Further to paragraph 1, each Party’s enforcement procedures shall apply to infringement of copyright or related rights over digital networks, which may include the unlawful use of means of widespread distribution for infringing purposes. These procedures shall be implemented in a manner that avoids the creation of barriers to legitimate activity, including electronic commerce, and, consistent with that Party’s law, preserves fundamental principles such as freedom of expression, fair process, and privacy. (Section 5, article 27, paragraph 2)
It seems quite hypocritical for an agreement ostensibly concerned about freedom of expression, fair process, and privacy to allow the sorts of state-sanctioned invasions of privacy — and property — as described above.
A Party may provide, in accordance with its laws and regulations, its competent authorities with the authority to order an online service provider to disclose expeditiously to a right holder information sufficient to identify a subscriber whose account was allegedly used for infringement, where that right holder has filed a legally sufficient claim of trademark or copyright or related rights infringement, and where such information is being sought for the purpose of protecting or enforcing those rights. (Section 4, article 27, paragraph 4)

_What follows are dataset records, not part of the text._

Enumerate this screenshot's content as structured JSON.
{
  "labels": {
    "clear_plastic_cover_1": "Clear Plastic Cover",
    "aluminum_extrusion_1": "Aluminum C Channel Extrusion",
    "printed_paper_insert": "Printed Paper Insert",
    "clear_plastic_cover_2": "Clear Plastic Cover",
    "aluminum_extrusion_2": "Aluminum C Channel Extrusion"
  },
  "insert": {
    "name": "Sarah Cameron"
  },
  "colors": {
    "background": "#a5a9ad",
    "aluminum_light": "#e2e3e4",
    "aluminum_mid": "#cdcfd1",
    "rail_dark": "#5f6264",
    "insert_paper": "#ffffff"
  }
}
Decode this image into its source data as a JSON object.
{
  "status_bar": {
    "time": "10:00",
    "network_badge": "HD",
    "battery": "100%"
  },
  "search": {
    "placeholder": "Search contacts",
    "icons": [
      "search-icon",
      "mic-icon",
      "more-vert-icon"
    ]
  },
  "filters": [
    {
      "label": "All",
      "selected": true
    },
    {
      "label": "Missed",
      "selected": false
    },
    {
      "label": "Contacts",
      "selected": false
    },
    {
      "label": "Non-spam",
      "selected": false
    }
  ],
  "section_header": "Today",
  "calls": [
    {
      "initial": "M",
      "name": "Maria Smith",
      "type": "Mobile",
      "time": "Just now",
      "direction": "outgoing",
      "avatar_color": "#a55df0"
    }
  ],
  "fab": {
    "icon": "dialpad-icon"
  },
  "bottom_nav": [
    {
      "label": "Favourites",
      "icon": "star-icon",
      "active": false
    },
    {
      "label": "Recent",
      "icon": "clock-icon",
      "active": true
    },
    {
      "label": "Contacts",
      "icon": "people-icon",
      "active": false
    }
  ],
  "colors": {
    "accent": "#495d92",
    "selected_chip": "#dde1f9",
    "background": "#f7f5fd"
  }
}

This is the big bomb that ACTA drops on us. As long as a rights-holder files their claim in a court, they may order, with the state’s sanction, that the ISP turn over private information about the alledged infringer to the rights-holder. This means that a music publishing company can acquire your personal information if they suspect that you have downloaded their material illegally, and they can do it with the full force of law. Furthermore, if a rights-holder can demand personal information from the ISP, the impetus is on the ISP to hold more personal information to cover their interests legally. This sort of data cataloguing creates numerous risks, including a greater measure of harm that can be caused by hackers who illegally access the private information files of the ISP.
Let me reiterate that this treaty does not have any legal force in any of its signatory countries. Yet. If the CNET article linked above is to be believed, then these policies will begin to have influence on July 1st of this year. That is ten days from the date of publication of this article. Your internet service providers, if this treaty is ratified, will be under enormous pressure from the state to do more to combat internet piracy, which means that they will be forced to compile more reliable information about the private browsing habits of individuals. I fear that this sort of legislation is a gateway into further invasion of privacy. The state wants to spy on your online activities to prevent you from committing crimes. What’s to prevent them from putting cameras in your homes to ensure that you do not consume illegal drugs?
We commonly hear the following justification: if you have nothing to hide, then why do you fear intrusion? It’s not the intrusion per se that we fear; it’s the fact that the state takes these liberties from us against our will. Where does one draw a line between privacy rights and enforcement of laws, if we don’t consider the line to be important at all? What’s to prevent the further erosion of rights to protect the comfort of others? I strongly urge people to be aware of these policies which loom heavily over our heads and pose a serious threat to our rights to privacy.